Are documents with uppercase language tags valid Turtle?

Dear all,

The Turtle draft spec part about quoted literals [1] points to the RDF 1.1 Concepts and Abstract Syntax [2], which says:
The language tag must be well-formed according to section 2.2.9 of [BCP47], and must be normalized to lowercase.

Note the *must* next to lowercase. This means that, by this definition, any parser that encounters an uppercase language tag must throw an error.
In other words: tolerant behavior is not acceptable, because it’s a “must” and not a “should”.

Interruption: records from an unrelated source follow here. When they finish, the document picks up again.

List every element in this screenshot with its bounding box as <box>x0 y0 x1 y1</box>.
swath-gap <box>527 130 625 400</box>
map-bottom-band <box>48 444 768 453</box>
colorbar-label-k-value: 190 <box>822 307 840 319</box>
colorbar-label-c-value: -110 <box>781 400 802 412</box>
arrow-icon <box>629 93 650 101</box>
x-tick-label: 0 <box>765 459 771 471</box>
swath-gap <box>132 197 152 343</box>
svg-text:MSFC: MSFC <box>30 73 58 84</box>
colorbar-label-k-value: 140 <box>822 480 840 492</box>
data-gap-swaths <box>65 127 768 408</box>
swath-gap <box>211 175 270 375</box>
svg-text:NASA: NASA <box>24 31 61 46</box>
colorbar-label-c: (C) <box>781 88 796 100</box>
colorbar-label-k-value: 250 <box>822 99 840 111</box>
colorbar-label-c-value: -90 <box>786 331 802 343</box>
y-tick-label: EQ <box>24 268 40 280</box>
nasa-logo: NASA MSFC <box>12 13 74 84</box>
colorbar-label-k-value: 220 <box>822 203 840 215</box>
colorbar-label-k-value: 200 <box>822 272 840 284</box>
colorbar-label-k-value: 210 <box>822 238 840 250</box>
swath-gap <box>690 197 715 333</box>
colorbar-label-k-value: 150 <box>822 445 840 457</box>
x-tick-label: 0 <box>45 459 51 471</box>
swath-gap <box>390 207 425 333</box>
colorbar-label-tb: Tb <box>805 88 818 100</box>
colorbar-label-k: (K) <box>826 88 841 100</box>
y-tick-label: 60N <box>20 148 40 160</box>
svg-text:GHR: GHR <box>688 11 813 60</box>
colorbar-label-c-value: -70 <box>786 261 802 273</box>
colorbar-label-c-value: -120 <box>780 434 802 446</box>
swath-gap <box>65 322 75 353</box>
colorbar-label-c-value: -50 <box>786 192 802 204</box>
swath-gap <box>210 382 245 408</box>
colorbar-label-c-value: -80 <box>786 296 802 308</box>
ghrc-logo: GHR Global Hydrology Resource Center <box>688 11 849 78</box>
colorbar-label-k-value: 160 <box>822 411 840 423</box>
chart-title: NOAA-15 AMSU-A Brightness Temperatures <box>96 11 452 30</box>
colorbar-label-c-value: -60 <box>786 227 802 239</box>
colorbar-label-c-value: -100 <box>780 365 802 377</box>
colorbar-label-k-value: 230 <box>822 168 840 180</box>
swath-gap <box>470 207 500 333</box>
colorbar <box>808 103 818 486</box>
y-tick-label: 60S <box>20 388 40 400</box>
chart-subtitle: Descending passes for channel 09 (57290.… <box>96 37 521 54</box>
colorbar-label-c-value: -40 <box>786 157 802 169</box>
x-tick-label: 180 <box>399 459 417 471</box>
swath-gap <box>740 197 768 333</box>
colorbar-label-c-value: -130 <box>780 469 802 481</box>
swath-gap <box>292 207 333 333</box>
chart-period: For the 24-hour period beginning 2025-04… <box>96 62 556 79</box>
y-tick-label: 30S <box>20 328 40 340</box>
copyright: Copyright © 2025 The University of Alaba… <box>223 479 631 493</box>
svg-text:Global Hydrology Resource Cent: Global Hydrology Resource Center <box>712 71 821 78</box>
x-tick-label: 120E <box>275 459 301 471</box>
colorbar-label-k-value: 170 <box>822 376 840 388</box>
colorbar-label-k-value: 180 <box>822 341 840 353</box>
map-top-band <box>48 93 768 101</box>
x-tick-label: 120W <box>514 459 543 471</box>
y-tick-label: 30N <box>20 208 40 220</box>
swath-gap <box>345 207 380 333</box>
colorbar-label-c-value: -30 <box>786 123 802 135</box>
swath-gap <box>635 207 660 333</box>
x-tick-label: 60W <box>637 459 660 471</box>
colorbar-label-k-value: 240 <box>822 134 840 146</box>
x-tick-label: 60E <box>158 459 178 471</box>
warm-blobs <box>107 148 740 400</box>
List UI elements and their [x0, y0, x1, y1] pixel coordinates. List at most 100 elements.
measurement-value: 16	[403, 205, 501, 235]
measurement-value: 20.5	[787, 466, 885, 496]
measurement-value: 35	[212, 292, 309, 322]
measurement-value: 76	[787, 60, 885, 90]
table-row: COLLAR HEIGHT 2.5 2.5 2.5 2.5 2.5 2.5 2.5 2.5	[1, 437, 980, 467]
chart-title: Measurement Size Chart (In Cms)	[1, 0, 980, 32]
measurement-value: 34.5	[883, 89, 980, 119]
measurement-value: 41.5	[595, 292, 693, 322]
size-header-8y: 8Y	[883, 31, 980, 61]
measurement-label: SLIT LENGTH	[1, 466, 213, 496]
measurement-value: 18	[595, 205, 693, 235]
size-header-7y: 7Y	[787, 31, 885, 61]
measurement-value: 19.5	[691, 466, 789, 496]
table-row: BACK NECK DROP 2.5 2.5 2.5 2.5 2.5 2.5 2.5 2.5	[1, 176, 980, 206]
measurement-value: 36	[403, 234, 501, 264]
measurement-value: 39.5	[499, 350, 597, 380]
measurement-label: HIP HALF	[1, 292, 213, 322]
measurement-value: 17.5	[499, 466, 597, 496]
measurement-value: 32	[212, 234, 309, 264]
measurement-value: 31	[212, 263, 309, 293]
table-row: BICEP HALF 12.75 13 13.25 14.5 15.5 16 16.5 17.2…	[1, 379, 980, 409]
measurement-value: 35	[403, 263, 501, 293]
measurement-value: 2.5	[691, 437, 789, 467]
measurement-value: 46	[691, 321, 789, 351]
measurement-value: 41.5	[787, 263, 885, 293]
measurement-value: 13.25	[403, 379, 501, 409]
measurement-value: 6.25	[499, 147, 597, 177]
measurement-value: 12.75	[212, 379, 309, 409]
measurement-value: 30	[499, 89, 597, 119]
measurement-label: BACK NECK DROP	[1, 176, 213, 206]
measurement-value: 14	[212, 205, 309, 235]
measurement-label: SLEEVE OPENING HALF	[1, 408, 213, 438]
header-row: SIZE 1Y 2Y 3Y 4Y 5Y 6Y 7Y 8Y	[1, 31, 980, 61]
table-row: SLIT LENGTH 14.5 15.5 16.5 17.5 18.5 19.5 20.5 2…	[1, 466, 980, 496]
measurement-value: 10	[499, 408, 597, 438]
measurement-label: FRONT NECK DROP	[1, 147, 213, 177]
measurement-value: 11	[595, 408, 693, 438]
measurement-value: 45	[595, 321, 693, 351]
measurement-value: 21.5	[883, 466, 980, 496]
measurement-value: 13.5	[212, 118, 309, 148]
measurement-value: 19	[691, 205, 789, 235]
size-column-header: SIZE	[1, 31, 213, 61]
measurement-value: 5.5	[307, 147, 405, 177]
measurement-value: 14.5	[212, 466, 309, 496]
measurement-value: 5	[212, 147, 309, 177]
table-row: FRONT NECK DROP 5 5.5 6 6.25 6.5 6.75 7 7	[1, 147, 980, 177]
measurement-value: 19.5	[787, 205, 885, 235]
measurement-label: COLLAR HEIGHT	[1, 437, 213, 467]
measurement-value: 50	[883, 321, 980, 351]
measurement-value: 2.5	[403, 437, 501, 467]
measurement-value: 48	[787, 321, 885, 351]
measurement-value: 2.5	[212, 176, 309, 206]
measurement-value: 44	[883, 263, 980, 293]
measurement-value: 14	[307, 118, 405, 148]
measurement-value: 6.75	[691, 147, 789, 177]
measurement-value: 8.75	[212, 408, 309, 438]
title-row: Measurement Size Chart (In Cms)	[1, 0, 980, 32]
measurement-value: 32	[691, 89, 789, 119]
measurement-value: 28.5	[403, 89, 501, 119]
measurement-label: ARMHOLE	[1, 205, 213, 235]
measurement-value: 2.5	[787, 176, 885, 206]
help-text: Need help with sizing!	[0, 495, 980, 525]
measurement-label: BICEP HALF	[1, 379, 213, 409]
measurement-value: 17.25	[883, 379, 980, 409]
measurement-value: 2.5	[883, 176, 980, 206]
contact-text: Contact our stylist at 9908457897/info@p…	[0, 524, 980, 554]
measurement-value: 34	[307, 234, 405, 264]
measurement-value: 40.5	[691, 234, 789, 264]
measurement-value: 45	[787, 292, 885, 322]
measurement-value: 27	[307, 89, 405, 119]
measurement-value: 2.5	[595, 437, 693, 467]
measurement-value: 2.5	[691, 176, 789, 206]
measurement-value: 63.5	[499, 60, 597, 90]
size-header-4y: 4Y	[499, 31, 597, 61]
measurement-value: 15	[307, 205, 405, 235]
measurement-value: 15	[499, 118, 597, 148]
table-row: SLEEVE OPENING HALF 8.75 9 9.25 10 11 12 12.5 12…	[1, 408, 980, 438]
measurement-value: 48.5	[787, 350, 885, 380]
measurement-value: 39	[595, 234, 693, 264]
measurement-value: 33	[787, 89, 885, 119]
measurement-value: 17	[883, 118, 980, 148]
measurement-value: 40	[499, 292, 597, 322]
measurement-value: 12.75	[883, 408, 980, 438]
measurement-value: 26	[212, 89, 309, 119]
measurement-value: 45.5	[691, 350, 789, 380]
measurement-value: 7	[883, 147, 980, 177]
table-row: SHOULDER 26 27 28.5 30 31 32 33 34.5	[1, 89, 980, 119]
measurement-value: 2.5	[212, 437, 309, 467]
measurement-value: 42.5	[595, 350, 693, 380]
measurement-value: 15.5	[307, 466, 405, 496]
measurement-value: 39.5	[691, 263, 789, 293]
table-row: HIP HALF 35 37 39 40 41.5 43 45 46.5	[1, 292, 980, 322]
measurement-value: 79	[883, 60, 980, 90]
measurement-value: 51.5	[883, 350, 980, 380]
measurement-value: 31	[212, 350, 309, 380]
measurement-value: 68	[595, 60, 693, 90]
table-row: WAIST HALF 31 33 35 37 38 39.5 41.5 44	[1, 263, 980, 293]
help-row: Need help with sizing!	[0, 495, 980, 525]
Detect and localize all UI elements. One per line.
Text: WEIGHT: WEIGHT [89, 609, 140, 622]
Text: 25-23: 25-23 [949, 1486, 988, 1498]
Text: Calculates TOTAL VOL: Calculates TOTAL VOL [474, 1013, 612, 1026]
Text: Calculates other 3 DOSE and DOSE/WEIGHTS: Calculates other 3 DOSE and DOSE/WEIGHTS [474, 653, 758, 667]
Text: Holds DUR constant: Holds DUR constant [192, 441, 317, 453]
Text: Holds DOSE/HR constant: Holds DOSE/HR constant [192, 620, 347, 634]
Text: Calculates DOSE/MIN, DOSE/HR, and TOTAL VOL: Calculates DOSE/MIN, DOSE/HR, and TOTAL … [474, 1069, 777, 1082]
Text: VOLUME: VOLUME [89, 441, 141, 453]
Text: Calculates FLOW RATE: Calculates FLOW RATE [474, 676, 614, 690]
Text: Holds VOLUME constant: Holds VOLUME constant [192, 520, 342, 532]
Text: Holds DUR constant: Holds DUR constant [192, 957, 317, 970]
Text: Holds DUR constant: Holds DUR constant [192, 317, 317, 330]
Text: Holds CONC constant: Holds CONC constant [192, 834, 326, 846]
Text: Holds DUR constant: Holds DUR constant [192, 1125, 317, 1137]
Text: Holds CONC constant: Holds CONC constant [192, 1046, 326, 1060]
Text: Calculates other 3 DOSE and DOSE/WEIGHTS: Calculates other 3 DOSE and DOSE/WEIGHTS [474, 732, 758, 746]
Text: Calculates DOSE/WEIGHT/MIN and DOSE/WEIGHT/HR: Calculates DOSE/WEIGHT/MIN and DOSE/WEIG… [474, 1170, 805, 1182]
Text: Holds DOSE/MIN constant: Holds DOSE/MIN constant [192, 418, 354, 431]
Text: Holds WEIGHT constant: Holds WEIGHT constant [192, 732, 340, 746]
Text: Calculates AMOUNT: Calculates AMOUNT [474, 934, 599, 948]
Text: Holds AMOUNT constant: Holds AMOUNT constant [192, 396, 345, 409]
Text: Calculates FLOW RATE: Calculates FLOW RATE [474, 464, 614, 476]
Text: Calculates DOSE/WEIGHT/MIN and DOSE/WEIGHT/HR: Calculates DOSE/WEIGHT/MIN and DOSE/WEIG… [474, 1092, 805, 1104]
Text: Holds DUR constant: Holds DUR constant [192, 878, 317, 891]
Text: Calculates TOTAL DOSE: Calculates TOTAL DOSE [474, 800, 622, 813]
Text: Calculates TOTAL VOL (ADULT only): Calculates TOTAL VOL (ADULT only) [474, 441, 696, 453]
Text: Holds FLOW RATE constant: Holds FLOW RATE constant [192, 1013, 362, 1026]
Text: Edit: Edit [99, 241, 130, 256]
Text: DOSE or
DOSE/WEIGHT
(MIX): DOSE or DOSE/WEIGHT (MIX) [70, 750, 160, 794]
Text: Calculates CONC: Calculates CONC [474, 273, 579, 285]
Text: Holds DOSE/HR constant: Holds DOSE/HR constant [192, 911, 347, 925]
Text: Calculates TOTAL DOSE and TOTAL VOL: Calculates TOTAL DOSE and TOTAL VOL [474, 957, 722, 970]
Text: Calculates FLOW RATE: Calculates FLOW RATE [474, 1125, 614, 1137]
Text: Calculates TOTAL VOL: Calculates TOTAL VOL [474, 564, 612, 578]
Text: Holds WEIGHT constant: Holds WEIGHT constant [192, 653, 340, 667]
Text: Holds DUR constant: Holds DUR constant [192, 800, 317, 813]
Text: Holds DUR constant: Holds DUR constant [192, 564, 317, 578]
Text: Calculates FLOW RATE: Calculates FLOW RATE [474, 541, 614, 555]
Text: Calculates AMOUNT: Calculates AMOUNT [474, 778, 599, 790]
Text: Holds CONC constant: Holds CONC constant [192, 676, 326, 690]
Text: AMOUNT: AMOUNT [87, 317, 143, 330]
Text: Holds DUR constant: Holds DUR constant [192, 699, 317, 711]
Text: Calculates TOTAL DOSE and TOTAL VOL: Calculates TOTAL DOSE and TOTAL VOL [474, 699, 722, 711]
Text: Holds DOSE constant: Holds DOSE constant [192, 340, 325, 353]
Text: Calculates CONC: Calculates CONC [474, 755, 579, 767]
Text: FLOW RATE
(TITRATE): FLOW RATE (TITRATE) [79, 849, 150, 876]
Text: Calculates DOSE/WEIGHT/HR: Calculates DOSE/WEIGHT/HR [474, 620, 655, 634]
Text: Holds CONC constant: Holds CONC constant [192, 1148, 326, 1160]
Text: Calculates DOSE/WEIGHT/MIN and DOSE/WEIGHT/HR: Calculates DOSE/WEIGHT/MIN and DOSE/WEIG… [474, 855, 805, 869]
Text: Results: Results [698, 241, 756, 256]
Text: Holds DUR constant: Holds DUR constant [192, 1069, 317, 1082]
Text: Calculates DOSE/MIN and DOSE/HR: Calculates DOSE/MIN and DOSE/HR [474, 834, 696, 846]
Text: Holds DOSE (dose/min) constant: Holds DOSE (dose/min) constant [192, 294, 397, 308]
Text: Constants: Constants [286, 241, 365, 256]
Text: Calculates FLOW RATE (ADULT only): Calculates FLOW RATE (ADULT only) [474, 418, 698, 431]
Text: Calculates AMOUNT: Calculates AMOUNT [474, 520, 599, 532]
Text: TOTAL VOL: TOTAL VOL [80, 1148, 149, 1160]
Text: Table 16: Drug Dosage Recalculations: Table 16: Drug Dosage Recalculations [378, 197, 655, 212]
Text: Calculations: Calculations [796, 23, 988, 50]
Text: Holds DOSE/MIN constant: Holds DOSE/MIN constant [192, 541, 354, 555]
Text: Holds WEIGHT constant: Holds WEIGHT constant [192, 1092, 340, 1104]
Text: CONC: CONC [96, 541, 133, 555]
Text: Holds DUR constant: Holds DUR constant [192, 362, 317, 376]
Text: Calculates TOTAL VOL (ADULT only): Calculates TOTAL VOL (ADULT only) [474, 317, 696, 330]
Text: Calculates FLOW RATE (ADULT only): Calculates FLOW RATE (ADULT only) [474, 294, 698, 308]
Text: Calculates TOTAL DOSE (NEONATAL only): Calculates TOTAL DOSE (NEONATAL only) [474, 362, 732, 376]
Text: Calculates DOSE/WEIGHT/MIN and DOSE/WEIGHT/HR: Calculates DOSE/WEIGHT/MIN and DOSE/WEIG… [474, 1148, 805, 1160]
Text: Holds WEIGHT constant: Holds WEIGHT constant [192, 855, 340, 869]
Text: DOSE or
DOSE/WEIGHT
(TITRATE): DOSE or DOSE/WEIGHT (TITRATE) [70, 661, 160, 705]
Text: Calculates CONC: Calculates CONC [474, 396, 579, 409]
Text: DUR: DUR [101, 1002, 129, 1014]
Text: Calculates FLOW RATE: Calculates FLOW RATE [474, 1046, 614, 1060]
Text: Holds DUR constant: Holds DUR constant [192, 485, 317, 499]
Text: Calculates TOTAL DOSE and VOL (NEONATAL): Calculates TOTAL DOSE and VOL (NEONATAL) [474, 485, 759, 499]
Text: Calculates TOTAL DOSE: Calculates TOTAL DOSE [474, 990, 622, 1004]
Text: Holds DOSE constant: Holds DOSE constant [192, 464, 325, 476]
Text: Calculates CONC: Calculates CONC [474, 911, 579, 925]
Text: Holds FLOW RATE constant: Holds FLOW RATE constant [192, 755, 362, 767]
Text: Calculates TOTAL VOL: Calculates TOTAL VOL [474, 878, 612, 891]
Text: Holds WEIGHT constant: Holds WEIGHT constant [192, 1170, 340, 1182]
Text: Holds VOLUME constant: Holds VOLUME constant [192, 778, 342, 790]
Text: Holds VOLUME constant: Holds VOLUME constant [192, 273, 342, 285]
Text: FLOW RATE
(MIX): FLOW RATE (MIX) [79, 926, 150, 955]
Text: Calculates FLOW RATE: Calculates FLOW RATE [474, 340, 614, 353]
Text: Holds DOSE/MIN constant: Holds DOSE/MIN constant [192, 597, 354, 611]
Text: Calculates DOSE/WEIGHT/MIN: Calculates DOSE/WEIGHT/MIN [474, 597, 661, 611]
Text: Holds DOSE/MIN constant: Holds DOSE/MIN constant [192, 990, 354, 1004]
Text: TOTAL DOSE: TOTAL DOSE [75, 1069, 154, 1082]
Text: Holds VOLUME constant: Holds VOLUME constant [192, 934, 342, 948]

Unfortunately, this is in contradiction with the BNF syntax [3], which reads:
    [76s] <LANGTAG> ::= BASE 
     | PREFIX 
     | "@" [a-zA-Z]+ ( "-" [a-zA-Z0-9]+ )* 

It’s also in contradiction with the editor’s draft of 23 January 2013 [4]:
    [144s]	LANGTAG	::=	'@' [a-zA-Z]+ ('-' [a-zA-Z0-9]+)*

So either, the spec is incorrect when pointing to [2], because that is a different definition of language tag,
or either the syntax should be updated to reflect this.
Note, however, that some software (such as 4store) do return uppercase language tags.

So the question is:
are uppercase language tags correct and *must* parsers accept them or *must* they throw an error?

I have seen this issue on several parsers [5][6] and am currently facing it for my own JavaScript-based Turtle/N3 parser [7].

Best,

Ruben

[1] http://www.w3.org/TR/turtle/#turtle-literals
[2] http://www.w3.org/TR/2012/WD-rdf11-concepts-20120605/#dfn-literal
[3] http://www.w3.org/TR/2011/WD-turtle-20110809/turtle.bnf
[4] https://dvcs.w3.org/hg/rdf/raw-file/default/rdf-turtle/index.html#grammar-production-LANGTAG
[5] http://www.openrdf.org/issues/browse/RIO-44
[6] https://github.com/ruby-rdf/rdf-n3/issues/2
[7] https://github.com/RubenVerborgh/node-n3/issues/2

Received on Wednesday, 6 February 2013 14:07:50 UTC